Research suggests that the special interests of girls with ASC are less likely to be those traditionally associated with autism in males. Boys often focus on transportation, computers and astronomy whereas girls might be drawn to literature, the arts, cosmetics, fashion, medicine, and animals. These interests might initially seem similar to those of their typically developing peers and so might not be picked up on as an autistic trait.
Similarly, the repetitive behaviours associated with autism in boys such as rocking backwards, and forwards are not always seen in girls. Repetitive behaviours in females might include activities such as excessive hair twirling, which are not picked up on as easily by teachers and parents.

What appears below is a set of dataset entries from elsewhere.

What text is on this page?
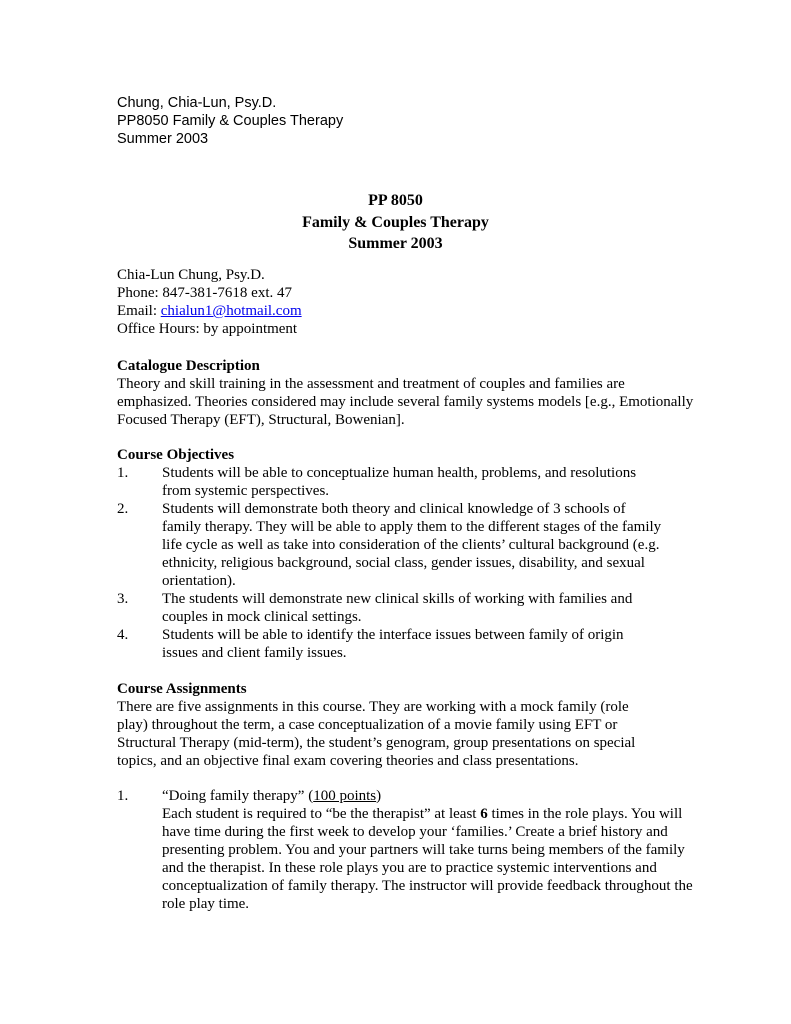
Chung, Chia-Lun, Psy.D.
PP8050 Family & Couples Therapy
Summer 2003
PP 8050
Family & Couples Therapy
Summer 2003
Chia-Lun Chung, Psy.D.
Phone: 847-381-7618 ext. 47
Email: chialun1@hotmail.com
Office Hours: by appointment
Catalogue Description
Theory and skill training in the assessment and treatment of couples and families are emphasized. Theories considered may include several family systems models [e.g., Emotionally Focused Therapy (EFT), Structural, Bowenian].
Course Objectives
1. Students will be able to conceptualize human health, problems, and resolutions from systemic perspectives.
2. Students will demonstrate both theory and clinical knowledge of 3 schools of family therapy. They will be able to apply them to the different stages of the family life cycle as well as take into consideration of the clients’ cultural background (e.g. ethnicity, religious background, social class, gender issues, disability, and sexual orientation).
3. The students will demonstrate new clinical skills of working with families and couples in mock clinical settings.
4. Students will be able to identify the interface issues between family of origin issues and client family issues.
Course Assignments
There are five assignments in this course. They are working with a mock family (role play) throughout the term, a case conceptualization of a movie family using EFT or Structural Therapy (mid-term), the student’s genogram, group presentations on special topics, and an objective final exam covering theories and class presentations.
1. “Doing family therapy” (100 points)
Each student is required to “be the therapist” at least 6 times in the role plays. You will have time during the first week to develop your ‘families.’ Create a brief history and presenting problem. You and your partners will take turns being members of the family and the therapist. In these role plays you are to practice systemic interventions and conceptualization of family therapy. The instructor will provide feedback throughout the role play time.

Awareness of autism in women and girls has increased in recent years: non-fictional, fictional and autobiographical books have been published; an abundance of informative websites have been set up, many of which include first-hand accounts from women diagnosed with autism; there are countless videos on platforms such as YouTube and even supportive, informative communities for autistic women and girls have been formed on platforms such as TikTok!
Despite this increasing awareness of the realities of autism for women and girls, until the sex and gender bias is further reduced in research and diagnostic practice, and the stereotypes of what autism can look like are abandoned within the wider population, issues surrounding diagnosis and support for women will still exist. With this in mind, it is important to be aware of the typical signs of autism in girls specifically, and how these might differ to boys.
Here is a brief list of signs of autism in women and girls. Although these are the most common it is important to note that autism can look different for every individual.
Signs of autism in Girls:
– Hiding the challenges faced through copying the behaviours and play of other children
– Relying on others to guide them and speak for them
– Withdrawing in difficult situations
– Not seeking out/avoiding social interaction
– Being perceived by others as particularly shy
– Are able to keep emotions under control in social situations (such as at school), but are prone to becoming upset/having meltdowns or shutdowns when out of those situations (when they get home)
– Having a limited number of close friends
– Becoming possessive in friendships
– A strong enjoyment of fiction and pretend play due to a well-developed imagination
– Displaying one-sided/ strictly controlled play
– Intense but limited interests which can be focused on art, music, animals etc.
– Having interests perceived as advanced for their age
– Repetitive behaviours such as hair twirling
– Being seen as a very fussy eater
– Being particularly sensitive to sensory challenges
– Having symptoms of anxiety or another mental health conditions
– A history of epileptic seizures
Signs of autism in women:
– Having the ability to mask their autistic traits
– Mimicking the gestures and expressions of other people
– Forced eye contact in social interactions
– Preparing phrases to use in conversations with others in the future
Whilst a diagnosis at any age can be helpful, earlier diagnosis and intervention is extremely beneficial as it means girls with autism can gain access to support and resources sooner. Research has found that autism in females Is associated with higher rates of comorbidities including anxiety, depression and eating disorders during adolescence compared with males with ASC and typically developing females of the same age, however an earlier diagnosis can greatly reduce the challenges and difficulties faced.
This article only presents a short summary of the challenges faced by women and girls with autism as well as a simple list of potential signs to look out for. If you think you or your child might have ASC, the first step to gaining support is meeting with a trained healthcare professional who can provide a diagnosis. Contact us here at the Blue Tree Clinic, where we have a range of expert psychiatrists, psychologists and therapists who can help.
An important note: In this article we focus heavily on ASC in boys, men, women and girls. We are very aware that diagnoses of autism exist across all genders (including non-binary and transgender).